Opinion writer

* Juliet Eilperin, Josh Dawsey, Brady Dennis, and Shawn Boburg have, amazingly, yet another story of Scott Pruitt’s petty corruption:

Environmental Protection Agency chief Scott Pruitt last year had a top aide help contact Republican donors who might offer his wife a job, eventually securing her a position at a conservative political group that has backed him for years, according to multiple individuals familiar with the matter.

The job hunt included Pruitt’s approaching wealthy party supporters and conservative figures with ties to the Trump administration. The individuals said he enlisted Samantha Dravis, then serving as associate administrator for the EPA’s Office of Policy, to line up work for his wife.

And when one donor, Doug Deason, said he could not hire Marlyn Pruitt because of a conflict of interest, Pruitt continued to solicit his help in trying to find other possibilities.

A spokesman for the Judicial Crisis Network confirmed Tuesday that it employed the onetime school nurse “temporarily as an independent contractor,” but it did not disclose via email how long she worked there or what she was paid. The spokesman said the position came about after the group received her résumé from Leonard Leo, executive vice president of the Federalist Society. The two organizations have financial ties.

Okay, but at least we don’t have a president who once used a private email server.

* Chris Mooney reports that climate change is, guess what, even worse than we thought:

Antarctica’s ice sheet is melting at a rapidly increasing rate, now pouring more than 200 billion tons of ice into the ocean annually and raising sea levels a half-millimeter every year, a team of 80 scientists reported Wednesday.

The melt rate has tripled in the past decade, the study concluded. If the acceleration continues, some of scientists’ worst fears about rising oceans could be realized, leaving low-lying cities and communities with less time to prepare than they had hoped.

The result also reinforces that nations have a short window — perhaps no more than a decade — to cut greenhouse-gas emissions if they hope to avert some of the worst consequences of climate change.

Just a reminder: the president of the United States thinks climate change is a hoax concocted by the Chinese to hamper American competitiveness.

* Letitia Stein and Grant Smith have a granular report on just how hard it’s going to be for Democrats to take back control of state legislatures this year.

* A Quinnipiac poll of Ohio shows the governor’s race too close to call and Sherrod Brown with a healthy lead in the Senate race.

* Laura Barrón-López reports that Trump is using the same playbook on immigration this year that he did in 2016, but it doesn’t seem to be working.

* Elaina Plott reports on the flameout of the effort by Republican moderates to force the House to take up a bill protecting the dreamers, and on what that says about today’s GOP.

* Tim Dickinson explains just how awful Corey Stewart really is.

* Charlie Pierce says we should stop pussyfooting around and just call Stewart a racist.

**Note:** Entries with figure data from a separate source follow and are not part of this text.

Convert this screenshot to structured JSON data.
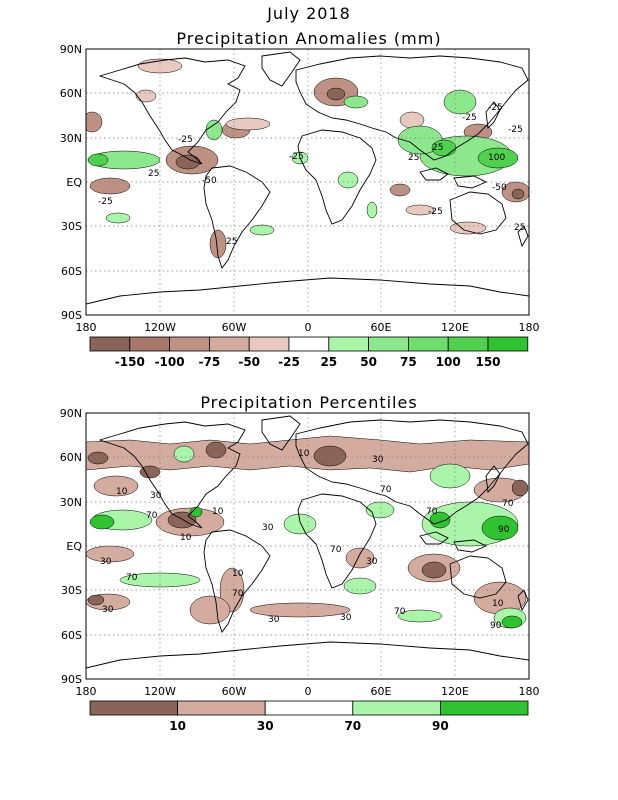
{
  "figure": {
    "title": "July 2018"
  },
  "panel_top": {
    "title": "Precipitation Anomalies (mm)",
    "lat_labels": [
      "90N",
      "60N",
      "30N",
      "EQ",
      "30S",
      "60S",
      "90S"
    ],
    "lon_labels": [
      "180",
      "120W",
      "60W",
      "0",
      "60E",
      "120E",
      "180"
    ],
    "colorbar": {
      "labels": [
        "-150",
        "-100",
        "-75",
        "-50",
        "-25",
        "25",
        "50",
        "75",
        "100",
        "150"
      ],
      "colors": [
        "#8b6459",
        "#a5786b",
        "#bd9285",
        "#d4ab9f",
        "#e8c9bf",
        "#ffffff",
        "#aaf5aa",
        "#8de88d",
        "#6edc6e",
        "#4fd14f",
        "#30c230"
      ]
    },
    "contour_labels": [
      "-25",
      "25",
      "-25",
      "-50",
      "25",
      "-25",
      "-25",
      "25",
      "25",
      "100",
      "-25",
      "-25",
      "-50",
      "25",
      "-25"
    ]
  },
  "panel_bottom": {
    "title": "Precipitation Percentiles",
    "lat_labels": [
      "90N",
      "60N",
      "30N",
      "EQ",
      "30S",
      "60S",
      "90S"
    ],
    "lon_labels": [
      "180",
      "120W",
      "60W",
      "0",
      "60E",
      "120E",
      "180"
    ],
    "colorbar": {
      "labels": [
        "10",
        "30",
        "70",
        "90"
      ],
      "colors": [
        "#8b6459",
        "#d4ab9f",
        "#ffffff",
        "#aaf5aa",
        "#30c230"
      ]
    },
    "contour_labels": [
      "10",
      "30",
      "10",
      "30",
      "70",
      "30",
      "10",
      "70",
      "10",
      "30",
      "70",
      "10",
      "30",
      "70",
      "70",
      "30",
      "90",
      "10",
      "70",
      "30",
      "70",
      "30",
      "70",
      "90"
    ]
  }
}
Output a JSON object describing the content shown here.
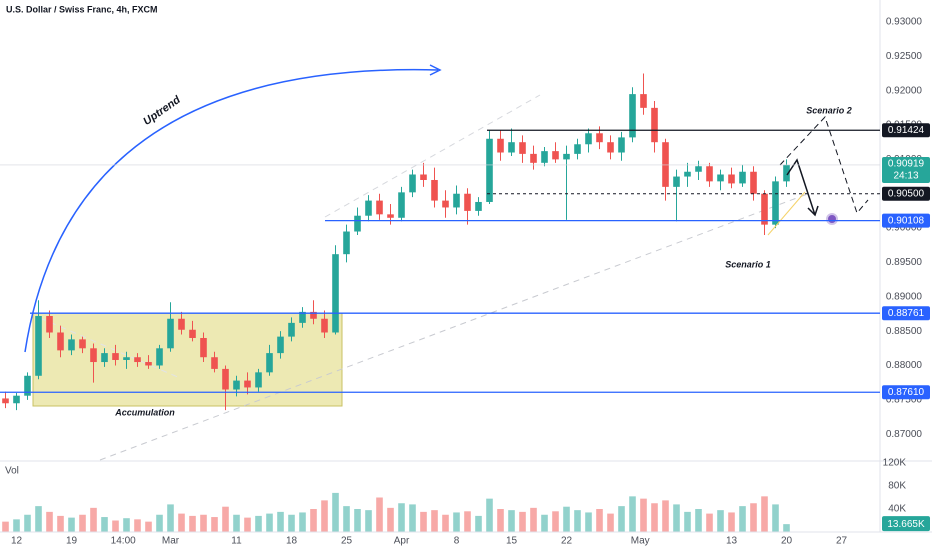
{
  "chart_data": {
    "type": "candlestick",
    "title": "U.S. Dollar / Swiss Franc, 4h, FXCM",
    "volume_title": "Vol",
    "up_color": "#26a69a",
    "down_color": "#ef5350",
    "xlim": [
      -0.5,
      79.5
    ],
    "xticks": [
      {
        "value": 1,
        "label": "12"
      },
      {
        "value": 6,
        "label": "19"
      },
      {
        "value": 10.7,
        "label": "14:00"
      },
      {
        "value": 15,
        "label": "Mar"
      },
      {
        "value": 21,
        "label": "11"
      },
      {
        "value": 26,
        "label": "18"
      },
      {
        "value": 31,
        "label": "25"
      },
      {
        "value": 36,
        "label": "Apr"
      },
      {
        "value": 41,
        "label": "8"
      },
      {
        "value": 46,
        "label": "15"
      },
      {
        "value": 51,
        "label": "22"
      },
      {
        "value": 57.7,
        "label": "May"
      },
      {
        "value": 66,
        "label": "13"
      },
      {
        "value": 71,
        "label": "20"
      },
      {
        "value": 76,
        "label": "27"
      }
    ],
    "ylim": [
      0.86624,
      0.9332
    ],
    "yticks": [
      {
        "value": 0.87,
        "label": "0.87000"
      },
      {
        "value": 0.875,
        "label": "0.87500"
      },
      {
        "value": 0.88,
        "label": "0.88000"
      },
      {
        "value": 0.885,
        "label": "0.88500"
      },
      {
        "value": 0.89,
        "label": "0.89000"
      },
      {
        "value": 0.895,
        "label": "0.89500"
      },
      {
        "value": 0.9,
        "label": "0.90000"
      },
      {
        "value": 0.905,
        "label": "0.90500"
      },
      {
        "value": 0.91,
        "label": "0.91000"
      },
      {
        "value": 0.915,
        "label": "0.91500"
      },
      {
        "value": 0.92,
        "label": "0.92000"
      },
      {
        "value": 0.925,
        "label": "0.92500"
      },
      {
        "value": 0.93,
        "label": "0.93000"
      }
    ],
    "open": [
      0.8752,
      0.8745,
      0.8756,
      0.8785,
      0.8872,
      0.8848,
      0.8822,
      0.8838,
      0.8825,
      0.8805,
      0.8818,
      0.8808,
      0.8812,
      0.8805,
      0.88,
      0.8825,
      0.8868,
      0.8852,
      0.884,
      0.8812,
      0.8795,
      0.8765,
      0.8778,
      0.8768,
      0.879,
      0.8818,
      0.8842,
      0.8862,
      0.8878,
      0.8868,
      0.8848,
      0.8962,
      0.8995,
      0.9018,
      0.904,
      0.902,
      0.9015,
      0.9052,
      0.9078,
      0.907,
      0.904,
      0.903,
      0.905,
      0.9025,
      0.9038,
      0.913,
      0.911,
      0.9125,
      0.9108,
      0.9095,
      0.9112,
      0.91,
      0.9108,
      0.9122,
      0.9138,
      0.9125,
      0.911,
      0.9132,
      0.9195,
      0.9175,
      0.9125,
      0.906,
      0.9075,
      0.9082,
      0.909,
      0.9068,
      0.9078,
      0.9065,
      0.9082,
      0.905,
      0.9005,
      0.9068
    ],
    "high": [
      0.8762,
      0.876,
      0.879,
      0.8895,
      0.888,
      0.8858,
      0.8845,
      0.8842,
      0.8832,
      0.8825,
      0.883,
      0.882,
      0.8818,
      0.8815,
      0.883,
      0.8892,
      0.8878,
      0.8865,
      0.8848,
      0.882,
      0.88,
      0.8785,
      0.879,
      0.8795,
      0.883,
      0.885,
      0.887,
      0.8885,
      0.8895,
      0.888,
      0.8975,
      0.9005,
      0.903,
      0.9048,
      0.905,
      0.9035,
      0.906,
      0.9085,
      0.9095,
      0.9088,
      0.9055,
      0.9062,
      0.9058,
      0.9045,
      0.9142,
      0.9142,
      0.9145,
      0.9135,
      0.912,
      0.9118,
      0.9125,
      0.912,
      0.913,
      0.9145,
      0.9148,
      0.9135,
      0.914,
      0.9205,
      0.9225,
      0.9185,
      0.913,
      0.9085,
      0.9095,
      0.9098,
      0.9095,
      0.9085,
      0.9088,
      0.9092,
      0.909,
      0.9055,
      0.9075,
      0.91
    ],
    "low": [
      0.8738,
      0.8735,
      0.875,
      0.878,
      0.884,
      0.8812,
      0.8815,
      0.8818,
      0.8775,
      0.8798,
      0.88,
      0.8795,
      0.8798,
      0.8795,
      0.8795,
      0.882,
      0.8845,
      0.8835,
      0.8805,
      0.879,
      0.8735,
      0.8755,
      0.8758,
      0.8762,
      0.8785,
      0.881,
      0.8835,
      0.8855,
      0.886,
      0.884,
      0.8845,
      0.895,
      0.899,
      0.901,
      0.9012,
      0.9005,
      0.901,
      0.9045,
      0.906,
      0.903,
      0.9015,
      0.902,
      0.9005,
      0.9018,
      0.9035,
      0.9098,
      0.9105,
      0.9095,
      0.9085,
      0.909,
      0.9095,
      0.9012,
      0.91,
      0.911,
      0.9115,
      0.91,
      0.9098,
      0.9125,
      0.9165,
      0.911,
      0.904,
      0.901,
      0.906,
      0.907,
      0.906,
      0.9055,
      0.9058,
      0.906,
      0.904,
      0.899,
      0.9,
      0.906
    ],
    "close": [
      0.8745,
      0.8756,
      0.8785,
      0.8872,
      0.8848,
      0.8822,
      0.8838,
      0.8825,
      0.8805,
      0.8818,
      0.8808,
      0.8812,
      0.8805,
      0.88,
      0.8825,
      0.8868,
      0.8852,
      0.884,
      0.8812,
      0.8795,
      0.8765,
      0.8778,
      0.8768,
      0.879,
      0.8818,
      0.8842,
      0.8862,
      0.8878,
      0.8868,
      0.8848,
      0.8962,
      0.8995,
      0.9018,
      0.904,
      0.902,
      0.9015,
      0.9052,
      0.9078,
      0.907,
      0.904,
      0.903,
      0.905,
      0.9025,
      0.9038,
      0.913,
      0.911,
      0.9125,
      0.9108,
      0.9095,
      0.9112,
      0.91,
      0.9108,
      0.9122,
      0.9138,
      0.9125,
      0.911,
      0.9132,
      0.9195,
      0.9175,
      0.9125,
      0.906,
      0.9075,
      0.9082,
      0.909,
      0.9068,
      0.9078,
      0.9065,
      0.9082,
      0.905,
      0.9005,
      0.9068,
      0.9092
    ],
    "volume": [
      18000,
      22000,
      30000,
      45000,
      35000,
      28000,
      25000,
      30000,
      42000,
      26000,
      20000,
      24000,
      22000,
      18000,
      30000,
      48000,
      32000,
      28000,
      30000,
      26000,
      44000,
      30000,
      25000,
      28000,
      32000,
      35000,
      30000,
      34000,
      40000,
      55000,
      68000,
      45000,
      40000,
      38000,
      60000,
      42000,
      50000,
      48000,
      35000,
      38000,
      30000,
      34000,
      36000,
      28000,
      58000,
      40000,
      38000,
      35000,
      42000,
      30000,
      36000,
      44000,
      38000,
      34000,
      40000,
      32000,
      45000,
      62000,
      58000,
      50000,
      55000,
      48000,
      35000,
      40000,
      32000,
      38000,
      34000,
      45000,
      50000,
      62000,
      48000,
      13665
    ],
    "volume_last_label": "13.665K",
    "vlim": [
      0,
      120000
    ],
    "vticks": [
      {
        "value": 40000,
        "label": "40K"
      },
      {
        "value": 80000,
        "label": "80K"
      },
      {
        "value": 120000,
        "label": "120K"
      }
    ],
    "levels": [
      {
        "value": 0.91424,
        "label": "0.91424",
        "color": "#131722",
        "style": "solid"
      },
      {
        "value": 0.905,
        "label": "0.90500",
        "color": "#131722",
        "style": "dashed"
      },
      {
        "value": 0.90108,
        "label": "0.90108",
        "color": "#2962ff",
        "style": "solid"
      },
      {
        "value": 0.88761,
        "label": "0.88761",
        "color": "#2962ff",
        "style": "solid"
      },
      {
        "value": 0.8761,
        "label": "0.87610",
        "color": "#2962ff",
        "style": "solid"
      }
    ],
    "last_price": {
      "value": 0.90919,
      "label": "0.90919",
      "countdown": "24:13",
      "color": "#26a69a"
    },
    "annotations": {
      "uptrend": "Uptrend",
      "accumulation": "Accumulation",
      "scenario1": "Scenario 1",
      "scenario2": "Scenario 2"
    }
  }
}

* Tara Golshan asked nine Republican senators whether it was appropriate for President Trump to heap praise on Kim Jong Un, and not one would defend what he said.

* Andrew Sprung has a helpful guide to the variants of “Medicare for all.”

* Tom Nichols argues that in foreign policy, Donald Trump is everything Republicans angrily accused Barack Obama of being.

* John Harwood explains why this has been a very bad week for American strength around the world.

* And Colum Lynch and Robbie Gramer report that a Trump appointee in the State Department has been scouring the social media feeds of department employees and Americans who work for international institutions to ferret out anyone who might be, or might have at one time been, disloyal to President Trump.